The morning of my victorious exodus discharge I was really only waiting for one thing before I could leave – scripts.  And the CMO took his sweet time with those.  BF arrived at 9.30, we got kicked out of my room at 10 so they could clean it for the next patient.  We finally got hold of him at 10.45

And by then I’d started feeling unusually drowsy.  While we were waiting for the scripts the nurse unit manager burst in and asked me if I noticed anything different about my medication that morning.

As soon as she asked I realised what must have happened.  I take 80mg of zeldox a day.  60 at night, 20 in the morning.  This morning I’d taken the 60.

My nurse came in at 8 as I was preoccupied with trying to force my running shoes into my carry bag (how do I end up leaving with double the clothes I came in with?)  This particular nurse hadn’t dealt with me and my meds before.  I took the cup, swallowed it without looking and got back to work.

I couldn’t remember if there were extra pills in the cup, but I did think it went down harder than it usually does in the morning.
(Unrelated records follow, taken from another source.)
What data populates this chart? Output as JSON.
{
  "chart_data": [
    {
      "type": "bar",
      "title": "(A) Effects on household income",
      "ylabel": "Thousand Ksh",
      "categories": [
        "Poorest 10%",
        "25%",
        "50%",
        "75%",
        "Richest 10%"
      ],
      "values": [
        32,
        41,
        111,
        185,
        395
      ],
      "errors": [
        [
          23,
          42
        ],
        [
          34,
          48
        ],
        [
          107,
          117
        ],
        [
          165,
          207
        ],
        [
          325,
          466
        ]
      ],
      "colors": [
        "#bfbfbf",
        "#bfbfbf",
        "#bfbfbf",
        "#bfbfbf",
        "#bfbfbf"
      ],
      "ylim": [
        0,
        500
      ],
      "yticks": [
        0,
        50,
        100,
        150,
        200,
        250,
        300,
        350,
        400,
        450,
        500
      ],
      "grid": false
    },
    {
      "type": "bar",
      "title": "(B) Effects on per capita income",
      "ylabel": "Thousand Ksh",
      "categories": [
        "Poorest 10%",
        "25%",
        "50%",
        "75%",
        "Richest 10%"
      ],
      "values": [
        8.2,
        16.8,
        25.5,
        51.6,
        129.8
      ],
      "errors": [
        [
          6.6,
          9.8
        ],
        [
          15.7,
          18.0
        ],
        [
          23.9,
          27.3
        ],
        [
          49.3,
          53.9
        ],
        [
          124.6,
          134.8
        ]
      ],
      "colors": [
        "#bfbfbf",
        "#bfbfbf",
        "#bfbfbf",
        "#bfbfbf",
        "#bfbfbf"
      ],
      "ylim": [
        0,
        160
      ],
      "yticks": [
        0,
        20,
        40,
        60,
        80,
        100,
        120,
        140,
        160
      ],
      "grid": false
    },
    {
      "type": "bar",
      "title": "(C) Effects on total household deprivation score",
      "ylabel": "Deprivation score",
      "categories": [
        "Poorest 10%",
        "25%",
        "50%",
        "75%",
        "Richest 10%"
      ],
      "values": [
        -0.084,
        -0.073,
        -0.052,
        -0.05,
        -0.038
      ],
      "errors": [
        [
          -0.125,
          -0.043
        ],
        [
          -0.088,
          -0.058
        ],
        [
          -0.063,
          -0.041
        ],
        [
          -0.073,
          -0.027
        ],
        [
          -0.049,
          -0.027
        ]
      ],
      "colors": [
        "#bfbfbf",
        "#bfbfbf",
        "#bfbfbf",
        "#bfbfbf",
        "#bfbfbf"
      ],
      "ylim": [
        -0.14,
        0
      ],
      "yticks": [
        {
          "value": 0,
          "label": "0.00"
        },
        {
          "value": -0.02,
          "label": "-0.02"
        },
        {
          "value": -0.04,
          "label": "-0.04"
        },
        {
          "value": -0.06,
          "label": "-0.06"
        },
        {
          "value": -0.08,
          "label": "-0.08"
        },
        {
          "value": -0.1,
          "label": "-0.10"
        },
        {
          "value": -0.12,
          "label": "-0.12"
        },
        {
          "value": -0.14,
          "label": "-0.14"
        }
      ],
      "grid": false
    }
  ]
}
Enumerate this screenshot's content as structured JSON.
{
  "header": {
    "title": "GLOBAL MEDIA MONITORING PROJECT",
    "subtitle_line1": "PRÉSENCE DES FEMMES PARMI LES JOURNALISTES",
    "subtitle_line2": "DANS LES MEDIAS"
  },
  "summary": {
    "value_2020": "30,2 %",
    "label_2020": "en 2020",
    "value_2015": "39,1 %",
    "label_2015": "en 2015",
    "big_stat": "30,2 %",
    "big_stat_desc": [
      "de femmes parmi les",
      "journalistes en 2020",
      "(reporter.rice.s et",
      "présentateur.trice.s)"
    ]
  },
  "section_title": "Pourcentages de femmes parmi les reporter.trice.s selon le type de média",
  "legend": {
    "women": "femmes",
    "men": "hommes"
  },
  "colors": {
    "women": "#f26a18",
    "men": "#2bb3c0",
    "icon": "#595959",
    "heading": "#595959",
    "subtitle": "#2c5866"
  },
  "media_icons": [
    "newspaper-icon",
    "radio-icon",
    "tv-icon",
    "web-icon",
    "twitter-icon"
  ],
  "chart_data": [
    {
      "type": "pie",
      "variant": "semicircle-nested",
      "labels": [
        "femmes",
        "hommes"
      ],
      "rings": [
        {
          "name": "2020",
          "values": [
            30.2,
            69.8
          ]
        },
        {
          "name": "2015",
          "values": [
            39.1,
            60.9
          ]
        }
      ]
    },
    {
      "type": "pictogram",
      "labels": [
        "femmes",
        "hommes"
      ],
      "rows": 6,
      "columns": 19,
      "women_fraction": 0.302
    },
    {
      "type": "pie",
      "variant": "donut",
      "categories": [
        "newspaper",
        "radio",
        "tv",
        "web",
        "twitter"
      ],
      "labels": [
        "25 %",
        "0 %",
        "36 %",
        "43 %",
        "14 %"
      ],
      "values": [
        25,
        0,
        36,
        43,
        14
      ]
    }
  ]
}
The nurse was trying to say that my meds couldn’t have been wrong because I would normally question them if I saw something odd.  And it’s true, after the contraceptive pill debacle I always looked over my meds before taking them.  This mornings, of all mornings, I decided to make an exception.  ARGH.

So my return home wasn’t the joyous occasion it should have been because I rolled straight into bed and crashed, leaving my poor BF to work on his laptop instead of celebrate.  Then I couldn’t sleep that night because I could only take a 20mg tablet to balance the overdose out.  Nurses, take note.  Double check what you’re giving out, just because it’s not life threatening, doesn’t mean this shit doesn’t matter!

So that’s it.  My rehab journey this time around.  I may do a post talking about what I’ve been up to since I’ve been out –  I haven’t been overly interesting but there has been some changes.